National security is linked to energy through the increasing dependence of this country and many others on imported oil, much of it from the politically troubled Middle East; through the danger that nuclear-weapons-relevant knowledge and materials will be transferred from civilian nuclear energy programs into national nuclear arsenals or terrorist bombs; and through the potential for large-scale failures of energy strategy with economic or environmental consequences serious enough to generate or aggravate social and political instability.

Scientific and technological progress, achieved through R&D, is crucial to minimizing current and future difficulties associated with these interactions between energy and well-being, and crucial to maximizing the opportunities. If the pace of such progress is not sufficient, the future will be less prosperous economically, more afflicted environmentally, and more burdened with conflict than most people expect. And if the pace of progress is sufficient elsewhere but not in the United States, this country's position of scientific and technological leadership—and with it

much of the basis of our economic competitiveness, our military security, and our leadership in world affairs-will be compromised.

Past, Present, and Projected Patterns of Energy Supply

The challenges and opportunities associated with the economic, environmental, and national security dimensions of energy have become what they are primarily as a consequence of the tremendous increase in energy use, and especially fossil fuel use, over the past century and a half. This increase, in which world energy use grew 20-fold between 1850 and 1995 and fossil fuel use increased more than 100-fold, arose principally from the combination of population growth and rapid economic development in the industrialized countries.

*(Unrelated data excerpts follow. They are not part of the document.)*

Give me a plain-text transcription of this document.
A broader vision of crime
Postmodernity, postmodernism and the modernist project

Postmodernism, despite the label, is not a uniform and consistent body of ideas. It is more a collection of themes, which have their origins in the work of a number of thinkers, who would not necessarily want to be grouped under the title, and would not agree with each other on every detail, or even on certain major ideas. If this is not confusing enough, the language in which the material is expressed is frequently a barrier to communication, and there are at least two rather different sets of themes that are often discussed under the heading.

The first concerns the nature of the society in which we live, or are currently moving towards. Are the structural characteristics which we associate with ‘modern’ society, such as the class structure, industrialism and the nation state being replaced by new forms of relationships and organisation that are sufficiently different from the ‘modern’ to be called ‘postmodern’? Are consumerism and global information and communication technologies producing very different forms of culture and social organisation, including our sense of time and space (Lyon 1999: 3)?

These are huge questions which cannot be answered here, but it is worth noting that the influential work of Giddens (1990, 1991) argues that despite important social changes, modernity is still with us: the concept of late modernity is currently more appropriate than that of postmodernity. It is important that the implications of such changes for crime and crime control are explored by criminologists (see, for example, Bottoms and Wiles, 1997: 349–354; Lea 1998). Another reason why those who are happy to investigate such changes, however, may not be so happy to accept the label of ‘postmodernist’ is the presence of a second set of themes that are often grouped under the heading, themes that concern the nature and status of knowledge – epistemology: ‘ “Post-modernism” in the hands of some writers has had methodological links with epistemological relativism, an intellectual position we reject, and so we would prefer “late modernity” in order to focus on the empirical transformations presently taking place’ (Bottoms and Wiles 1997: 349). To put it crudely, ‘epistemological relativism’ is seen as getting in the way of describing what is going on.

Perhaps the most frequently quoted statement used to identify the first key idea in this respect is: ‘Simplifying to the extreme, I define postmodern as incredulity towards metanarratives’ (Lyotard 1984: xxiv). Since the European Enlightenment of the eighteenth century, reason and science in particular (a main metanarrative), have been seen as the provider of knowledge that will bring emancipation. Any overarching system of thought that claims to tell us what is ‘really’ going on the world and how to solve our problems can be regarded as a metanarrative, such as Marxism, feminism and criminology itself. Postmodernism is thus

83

In contrast, by far the largest part of the future growth of world energy use is expected to take place in the currently less developed countries of Asia, Africa, and Latin America. Today, with nearly 80 percent of the world's population, these countries still account for only a third of the energy use. But if recent trends continue (the "business as usual" energy future), they will pass the industrialized countries in total energy use (and in carbon dioxide emissions) between 2020 and 2030, and their growth will be the primary driver of a doubling in global energy use between 1995 and 2030 and a quadrupling between 1995 and 2100.

Energy use in industrialized countries would continue to increase in a business-as-usual future, but not as rapidly as in the less developed countries and not as rapidly as in the past. A business-as-usual energy trajectory for the United States would entail increases in energy use, above the 1995 level, of about 40 percent by 2030 and nearly 75 percent by 2100.

The fossil fuels-oil, natural gas, and coal-accounted for 75 percent of energy supply worldwide in 1995. The remainder was nuclear energy (6 percent), hydropower (6 percent), and biomass fuels (13 percent, mostly fuelwood in developing countries), with wind, solar, and geothermal energy together contributing less than half a percent. The dominance of the fossil fuels would decline only slowly in a business-as-usual future: the world as a whole would still be obtaining perhaps two-thirds of all its energy needs from fossil fuels in 2030 and half or more in 2100. Fossil fuel resources are adequate to support such an outcome, albeit perhaps with higher dependence on coal than today, relative to oil and gas.

The United States obtained 85 percent of its energy from fossil fuels in 1995, nearly 40 percent from oil alone (of which half was imported). U.S. fossil fuel dependence, like that of the rest of the world, would decline only slowly in a business-as-usual future. U.S. oil imports, according to the "reference" forecast of the Department of Energy, would grow from 9 million barrels per day in 1995 to 14 million barrels per day in 2015 and continue to increase for some time thereafter.